If your first Diablo game was Diablo 3 — and considering that Diablo 2 originally came out in 2000, that’s entirely possible — you may have felt somewhat confused when you first logged into Diablo 2: Resurrected. Town Portal is a consumable scroll? So is Identify? You can socket skulls into your gear? What is even happening?

Yes, the two games are significantly different, but those differences won’t prevent you from playing Diablo 2: Resurrected at all. You just need to accept that the games are not the same.

Similarities and differences between Diablo 2 and Diablo 3

Both games are part of the same series — D3 is the sequel to D2, after all. There are certain elements that repeat between games. The Barbarian and Necromancer classes are in both games, the world is the same place, just at different points in time — Diablo 2 is two decades before Diablo 3. Locations like Tristram and Kehjistan and the Barbarian lands are seen more than once in the series, although often changed by the passage of time.

Indeed, one of the biggest differences between Diablo 2 and Diablo 3 is the fact that Diablo 3 is entirely contingent on the events of the prior game and its expansion pack, Lord of Destruction. As I mentioned earlier, D3 is over 20 years later. In the time that passed between the two games, the survivors of Tristram to have built a new town away from the ruins of the original township. That 20 years was also enough time for the government of Kehjistan to move to Kaldeum after the revelation of the corruption of the Zakarum faith and the loss of Kurast. Twenty years later, and the trip to the remains of Arreat — the Arreat Crater — is literally a journey into the aftermath of Baal and Tyrael’s actions at the end of Lord of Destruction.

So if your touchstone is Diablo 3, a major difference you’ll notice when you play Diablo 2: Resurrected is that the story of Diablo 2 — which informs a lot of your frame of reference when Diablo 3 opens — has not happened yet.

Gameplay variations between Diablo 2 and Diablo 3

Many elements of Diablo 3 were designed in reaction to Diablo 2‘s systems. For example, rather than use a bunch of scrolls that you’ll eventually need to store in a tome, the ability to simply Town Portal, or the ease of Identifying items in Diablo 3 instead of using scrolls for that, is a reaction to the way it worked in Diablo 2. The more streamlined talent system in D3 is aimed at speeding up character choices, reduces systems that don’t add choices, and makes respecialization much, much easier. The pace of resource generation systems like Crusader’s Wrath, Barbarian’s Fury, or the Demon Hunter’s dual resource system of Hatred and Discipline is much greater than that in Diablo 2, because that’s the deliberate choice of the design.

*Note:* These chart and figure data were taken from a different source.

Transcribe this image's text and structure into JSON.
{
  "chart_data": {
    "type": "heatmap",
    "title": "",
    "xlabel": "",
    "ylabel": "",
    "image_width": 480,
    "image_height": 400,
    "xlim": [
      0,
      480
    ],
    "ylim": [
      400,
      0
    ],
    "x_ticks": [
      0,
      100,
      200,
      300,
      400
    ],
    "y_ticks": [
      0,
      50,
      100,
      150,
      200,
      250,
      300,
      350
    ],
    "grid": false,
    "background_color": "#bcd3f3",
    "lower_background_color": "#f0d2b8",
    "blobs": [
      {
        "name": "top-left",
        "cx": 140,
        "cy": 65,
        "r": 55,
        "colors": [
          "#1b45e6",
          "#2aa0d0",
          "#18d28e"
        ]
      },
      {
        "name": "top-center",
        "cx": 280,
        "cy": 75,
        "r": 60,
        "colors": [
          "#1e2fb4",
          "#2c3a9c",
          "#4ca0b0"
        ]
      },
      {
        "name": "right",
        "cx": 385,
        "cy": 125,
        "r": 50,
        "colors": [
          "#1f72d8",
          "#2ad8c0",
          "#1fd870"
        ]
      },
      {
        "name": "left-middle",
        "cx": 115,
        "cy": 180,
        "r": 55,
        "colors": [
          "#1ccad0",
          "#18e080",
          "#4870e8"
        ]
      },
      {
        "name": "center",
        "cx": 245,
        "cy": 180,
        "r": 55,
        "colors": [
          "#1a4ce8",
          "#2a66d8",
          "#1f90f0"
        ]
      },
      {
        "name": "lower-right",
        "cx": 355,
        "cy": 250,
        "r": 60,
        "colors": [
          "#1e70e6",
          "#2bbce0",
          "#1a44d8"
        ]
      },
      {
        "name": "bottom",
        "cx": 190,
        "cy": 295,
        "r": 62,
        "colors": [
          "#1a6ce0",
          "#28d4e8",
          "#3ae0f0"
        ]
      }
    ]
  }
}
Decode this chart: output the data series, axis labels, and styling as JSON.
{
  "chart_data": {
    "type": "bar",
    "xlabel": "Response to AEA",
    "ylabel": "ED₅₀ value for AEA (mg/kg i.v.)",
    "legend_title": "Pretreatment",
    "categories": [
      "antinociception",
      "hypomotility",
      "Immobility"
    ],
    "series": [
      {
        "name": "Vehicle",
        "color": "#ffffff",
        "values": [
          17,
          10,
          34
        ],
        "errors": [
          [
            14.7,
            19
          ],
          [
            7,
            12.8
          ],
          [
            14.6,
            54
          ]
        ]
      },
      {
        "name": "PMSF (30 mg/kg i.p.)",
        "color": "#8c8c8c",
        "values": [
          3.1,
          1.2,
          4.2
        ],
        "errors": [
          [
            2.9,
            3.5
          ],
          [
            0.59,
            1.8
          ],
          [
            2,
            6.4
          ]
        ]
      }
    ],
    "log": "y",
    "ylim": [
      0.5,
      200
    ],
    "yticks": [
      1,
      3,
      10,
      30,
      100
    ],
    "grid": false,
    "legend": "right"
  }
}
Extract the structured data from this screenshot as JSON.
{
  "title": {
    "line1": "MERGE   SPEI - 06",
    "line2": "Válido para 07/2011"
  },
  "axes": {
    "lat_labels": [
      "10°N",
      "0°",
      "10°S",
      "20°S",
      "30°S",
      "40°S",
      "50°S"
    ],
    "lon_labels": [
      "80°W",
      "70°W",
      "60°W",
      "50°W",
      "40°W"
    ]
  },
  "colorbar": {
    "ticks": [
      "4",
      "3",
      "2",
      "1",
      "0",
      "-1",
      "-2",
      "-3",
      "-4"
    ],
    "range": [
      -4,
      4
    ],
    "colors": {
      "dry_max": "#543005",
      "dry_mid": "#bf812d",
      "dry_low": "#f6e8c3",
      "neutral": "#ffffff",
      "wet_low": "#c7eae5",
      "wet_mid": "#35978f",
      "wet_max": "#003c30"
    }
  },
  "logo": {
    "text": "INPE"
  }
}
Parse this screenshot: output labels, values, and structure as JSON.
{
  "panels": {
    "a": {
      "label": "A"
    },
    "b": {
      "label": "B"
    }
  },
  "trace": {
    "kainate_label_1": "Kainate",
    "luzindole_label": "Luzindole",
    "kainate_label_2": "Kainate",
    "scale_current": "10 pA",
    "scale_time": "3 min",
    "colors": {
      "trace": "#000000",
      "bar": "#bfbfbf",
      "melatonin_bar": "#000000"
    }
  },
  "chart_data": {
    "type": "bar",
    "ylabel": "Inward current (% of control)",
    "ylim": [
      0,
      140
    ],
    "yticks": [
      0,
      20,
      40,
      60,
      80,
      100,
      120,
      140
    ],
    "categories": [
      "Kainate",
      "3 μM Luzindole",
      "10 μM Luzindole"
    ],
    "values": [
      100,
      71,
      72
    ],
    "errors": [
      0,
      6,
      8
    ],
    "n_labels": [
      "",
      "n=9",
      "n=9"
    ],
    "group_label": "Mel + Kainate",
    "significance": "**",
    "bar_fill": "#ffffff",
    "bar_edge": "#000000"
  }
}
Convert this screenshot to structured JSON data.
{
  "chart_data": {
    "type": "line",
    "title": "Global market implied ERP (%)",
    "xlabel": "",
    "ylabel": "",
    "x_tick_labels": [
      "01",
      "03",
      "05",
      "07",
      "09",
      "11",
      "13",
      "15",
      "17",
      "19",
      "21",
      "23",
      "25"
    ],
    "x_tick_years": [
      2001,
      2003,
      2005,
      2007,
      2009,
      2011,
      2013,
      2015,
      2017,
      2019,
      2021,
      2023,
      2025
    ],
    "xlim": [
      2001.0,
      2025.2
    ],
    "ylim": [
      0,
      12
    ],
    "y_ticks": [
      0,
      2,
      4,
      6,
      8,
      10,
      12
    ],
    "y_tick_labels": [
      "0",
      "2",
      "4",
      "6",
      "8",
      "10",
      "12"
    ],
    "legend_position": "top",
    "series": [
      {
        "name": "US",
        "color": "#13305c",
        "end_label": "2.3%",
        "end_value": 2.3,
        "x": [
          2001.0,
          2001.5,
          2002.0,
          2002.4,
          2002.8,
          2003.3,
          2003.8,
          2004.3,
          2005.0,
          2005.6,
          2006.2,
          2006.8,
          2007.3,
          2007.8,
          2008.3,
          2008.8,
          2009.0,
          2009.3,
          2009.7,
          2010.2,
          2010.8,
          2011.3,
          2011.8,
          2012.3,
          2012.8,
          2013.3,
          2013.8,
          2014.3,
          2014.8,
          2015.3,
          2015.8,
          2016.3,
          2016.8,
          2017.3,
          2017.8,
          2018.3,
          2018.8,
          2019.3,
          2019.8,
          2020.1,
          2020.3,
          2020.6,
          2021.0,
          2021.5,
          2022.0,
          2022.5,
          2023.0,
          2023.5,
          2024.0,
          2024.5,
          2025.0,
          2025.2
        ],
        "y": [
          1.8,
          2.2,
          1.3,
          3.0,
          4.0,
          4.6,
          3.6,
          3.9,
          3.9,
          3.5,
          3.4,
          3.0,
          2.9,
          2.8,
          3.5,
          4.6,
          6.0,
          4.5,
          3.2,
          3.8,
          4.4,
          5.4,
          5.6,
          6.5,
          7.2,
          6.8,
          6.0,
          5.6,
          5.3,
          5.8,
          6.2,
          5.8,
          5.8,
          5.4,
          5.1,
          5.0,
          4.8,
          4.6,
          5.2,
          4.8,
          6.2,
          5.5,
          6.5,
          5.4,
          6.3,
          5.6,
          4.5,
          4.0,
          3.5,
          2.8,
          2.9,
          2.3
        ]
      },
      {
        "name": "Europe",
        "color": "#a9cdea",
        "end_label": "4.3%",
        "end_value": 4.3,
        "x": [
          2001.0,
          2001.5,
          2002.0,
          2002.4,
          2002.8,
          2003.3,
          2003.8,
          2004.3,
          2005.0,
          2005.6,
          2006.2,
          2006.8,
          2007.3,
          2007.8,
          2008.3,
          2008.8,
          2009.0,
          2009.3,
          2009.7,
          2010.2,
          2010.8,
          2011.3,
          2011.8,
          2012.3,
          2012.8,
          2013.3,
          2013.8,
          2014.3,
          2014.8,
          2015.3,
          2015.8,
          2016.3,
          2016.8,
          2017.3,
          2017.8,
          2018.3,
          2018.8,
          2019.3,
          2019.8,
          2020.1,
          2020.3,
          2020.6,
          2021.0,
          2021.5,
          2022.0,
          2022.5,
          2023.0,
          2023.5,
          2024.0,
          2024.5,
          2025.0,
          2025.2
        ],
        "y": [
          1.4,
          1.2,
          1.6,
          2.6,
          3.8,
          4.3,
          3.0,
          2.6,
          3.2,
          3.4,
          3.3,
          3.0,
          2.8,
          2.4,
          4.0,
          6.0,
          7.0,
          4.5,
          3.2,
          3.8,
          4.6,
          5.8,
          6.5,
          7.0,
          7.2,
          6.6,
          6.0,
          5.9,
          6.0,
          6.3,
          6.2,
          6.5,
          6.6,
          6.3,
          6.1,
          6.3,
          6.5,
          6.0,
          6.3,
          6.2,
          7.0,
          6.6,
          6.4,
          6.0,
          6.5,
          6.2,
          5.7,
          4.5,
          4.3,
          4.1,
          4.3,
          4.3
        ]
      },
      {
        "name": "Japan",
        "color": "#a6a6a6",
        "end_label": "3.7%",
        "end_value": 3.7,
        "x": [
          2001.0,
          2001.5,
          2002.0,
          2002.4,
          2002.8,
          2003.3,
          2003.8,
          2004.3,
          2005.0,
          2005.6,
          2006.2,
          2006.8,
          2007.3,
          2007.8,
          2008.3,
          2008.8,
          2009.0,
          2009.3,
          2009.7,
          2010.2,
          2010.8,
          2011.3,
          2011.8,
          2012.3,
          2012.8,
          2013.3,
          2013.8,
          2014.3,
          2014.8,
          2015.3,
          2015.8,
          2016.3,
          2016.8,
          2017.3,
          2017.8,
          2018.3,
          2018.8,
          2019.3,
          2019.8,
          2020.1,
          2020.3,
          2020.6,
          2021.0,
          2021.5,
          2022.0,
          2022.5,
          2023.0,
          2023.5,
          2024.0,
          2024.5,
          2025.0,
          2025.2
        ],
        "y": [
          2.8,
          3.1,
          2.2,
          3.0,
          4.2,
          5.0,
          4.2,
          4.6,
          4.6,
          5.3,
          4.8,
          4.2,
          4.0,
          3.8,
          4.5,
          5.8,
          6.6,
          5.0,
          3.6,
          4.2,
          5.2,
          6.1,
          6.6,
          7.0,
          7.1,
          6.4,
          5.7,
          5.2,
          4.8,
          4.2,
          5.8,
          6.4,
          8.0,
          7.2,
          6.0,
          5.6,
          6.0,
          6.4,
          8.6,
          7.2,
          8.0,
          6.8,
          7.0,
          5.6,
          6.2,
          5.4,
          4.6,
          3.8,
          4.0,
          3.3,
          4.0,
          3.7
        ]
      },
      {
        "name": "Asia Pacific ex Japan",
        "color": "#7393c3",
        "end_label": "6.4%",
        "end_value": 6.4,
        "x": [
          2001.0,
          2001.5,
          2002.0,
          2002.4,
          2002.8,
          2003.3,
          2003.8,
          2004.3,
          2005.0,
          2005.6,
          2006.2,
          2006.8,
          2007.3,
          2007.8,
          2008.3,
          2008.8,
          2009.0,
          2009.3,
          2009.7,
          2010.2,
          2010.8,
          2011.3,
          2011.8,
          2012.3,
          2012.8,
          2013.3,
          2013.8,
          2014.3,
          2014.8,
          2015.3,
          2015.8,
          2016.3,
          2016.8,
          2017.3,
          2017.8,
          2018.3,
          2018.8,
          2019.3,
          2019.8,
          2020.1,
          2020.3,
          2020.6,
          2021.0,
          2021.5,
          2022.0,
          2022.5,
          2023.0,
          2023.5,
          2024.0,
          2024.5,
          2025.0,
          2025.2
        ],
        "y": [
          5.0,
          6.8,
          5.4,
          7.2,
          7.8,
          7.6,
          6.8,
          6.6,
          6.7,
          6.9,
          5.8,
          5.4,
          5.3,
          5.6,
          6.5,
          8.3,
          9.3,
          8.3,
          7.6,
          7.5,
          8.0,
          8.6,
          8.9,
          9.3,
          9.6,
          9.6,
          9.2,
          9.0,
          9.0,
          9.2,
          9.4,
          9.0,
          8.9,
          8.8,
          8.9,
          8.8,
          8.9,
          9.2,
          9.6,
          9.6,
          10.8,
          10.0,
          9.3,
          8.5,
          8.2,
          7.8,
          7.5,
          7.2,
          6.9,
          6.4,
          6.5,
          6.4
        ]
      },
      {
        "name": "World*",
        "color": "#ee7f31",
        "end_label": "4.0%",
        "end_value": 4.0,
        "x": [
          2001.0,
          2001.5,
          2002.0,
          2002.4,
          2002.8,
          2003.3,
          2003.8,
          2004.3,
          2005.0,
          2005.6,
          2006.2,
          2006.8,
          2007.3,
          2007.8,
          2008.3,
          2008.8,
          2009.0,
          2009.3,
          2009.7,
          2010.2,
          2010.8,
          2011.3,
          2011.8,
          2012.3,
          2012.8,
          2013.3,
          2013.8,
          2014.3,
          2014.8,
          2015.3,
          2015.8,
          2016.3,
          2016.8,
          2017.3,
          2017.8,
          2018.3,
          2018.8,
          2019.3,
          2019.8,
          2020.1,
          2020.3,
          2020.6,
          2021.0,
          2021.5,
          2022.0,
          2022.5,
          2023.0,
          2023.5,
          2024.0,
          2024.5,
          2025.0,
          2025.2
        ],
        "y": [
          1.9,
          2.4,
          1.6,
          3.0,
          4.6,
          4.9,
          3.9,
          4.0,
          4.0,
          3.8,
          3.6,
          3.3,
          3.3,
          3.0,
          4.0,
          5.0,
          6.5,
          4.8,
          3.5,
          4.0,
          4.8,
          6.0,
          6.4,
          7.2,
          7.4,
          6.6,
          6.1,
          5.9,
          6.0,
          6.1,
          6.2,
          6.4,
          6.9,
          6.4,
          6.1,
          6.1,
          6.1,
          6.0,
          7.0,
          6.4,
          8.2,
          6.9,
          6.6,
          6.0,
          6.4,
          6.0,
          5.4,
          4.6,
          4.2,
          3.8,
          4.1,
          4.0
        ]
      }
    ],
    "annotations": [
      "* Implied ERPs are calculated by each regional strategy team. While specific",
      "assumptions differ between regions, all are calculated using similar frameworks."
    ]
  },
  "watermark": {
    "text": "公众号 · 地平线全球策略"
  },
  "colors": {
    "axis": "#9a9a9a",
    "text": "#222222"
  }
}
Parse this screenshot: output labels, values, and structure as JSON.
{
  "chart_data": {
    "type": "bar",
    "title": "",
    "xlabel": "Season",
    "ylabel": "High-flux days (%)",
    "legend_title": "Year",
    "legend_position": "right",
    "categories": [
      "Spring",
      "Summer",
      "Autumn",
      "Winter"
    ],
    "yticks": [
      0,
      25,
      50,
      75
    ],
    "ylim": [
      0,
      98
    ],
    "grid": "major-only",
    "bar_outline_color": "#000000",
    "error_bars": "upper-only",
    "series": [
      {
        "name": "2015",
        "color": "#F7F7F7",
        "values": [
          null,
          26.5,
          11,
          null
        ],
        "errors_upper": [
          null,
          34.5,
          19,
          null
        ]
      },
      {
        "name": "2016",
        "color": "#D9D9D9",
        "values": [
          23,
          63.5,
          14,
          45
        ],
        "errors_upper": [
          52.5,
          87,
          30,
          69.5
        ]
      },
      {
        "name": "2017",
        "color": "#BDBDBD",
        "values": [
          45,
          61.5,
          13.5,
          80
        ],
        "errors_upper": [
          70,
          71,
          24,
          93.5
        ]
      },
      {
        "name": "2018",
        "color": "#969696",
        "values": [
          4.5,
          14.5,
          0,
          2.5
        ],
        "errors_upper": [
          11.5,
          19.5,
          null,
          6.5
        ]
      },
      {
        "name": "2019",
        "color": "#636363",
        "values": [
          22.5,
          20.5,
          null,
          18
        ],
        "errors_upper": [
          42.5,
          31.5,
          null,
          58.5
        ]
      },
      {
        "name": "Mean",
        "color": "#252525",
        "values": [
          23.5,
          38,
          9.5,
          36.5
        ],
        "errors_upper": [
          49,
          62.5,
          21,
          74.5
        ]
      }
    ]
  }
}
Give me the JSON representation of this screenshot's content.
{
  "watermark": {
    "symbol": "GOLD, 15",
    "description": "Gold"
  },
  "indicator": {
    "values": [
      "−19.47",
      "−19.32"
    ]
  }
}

Likewise, the difficulty levels of Diablo 3 are far more extensive, and the game’s Paragon system extends gameplay options well past Diablo 2, which has only three difficulty levels and 99 levels, not the Paragon system’s nearly limitless ability to gain power while playing. Gear systems in Diablo 3 are far more elaborate, with Legendary, Artifact and Primal Artifact levels of itemization that do not exist in the Diablo 2 design.  D2 has a very different talent system with many choices that add power in incremental ways. It has an even more limited inventory system, although D2R does have a shared stash, an innovation first seen in D3.

Aside from Barbarians and Necromancers, the classes in Diablo 2 are also different from Diablo 3. The Paladin is similar to but not the same as the Crusader. The Assassin and Monk share themes but are also quite distinct. The Wizard from D3 has elements from the Sorceress but also significant differences. The Witch Doctor and Demon Hunter are disparate from anything in Diablo 2 and there’s no Druid to be found in the D3 gameplay. And even the Barbarian and Necromancer play very differently in D2 than D3.

In the end, there are of course aspects of the series that are shared between the two games, as they are both Diablo  games. But Diablo 2 invents many of the tropes and systems that Diablo 3 reacts to, so it is unavoidable that there would be differences — and hopefully, improvements.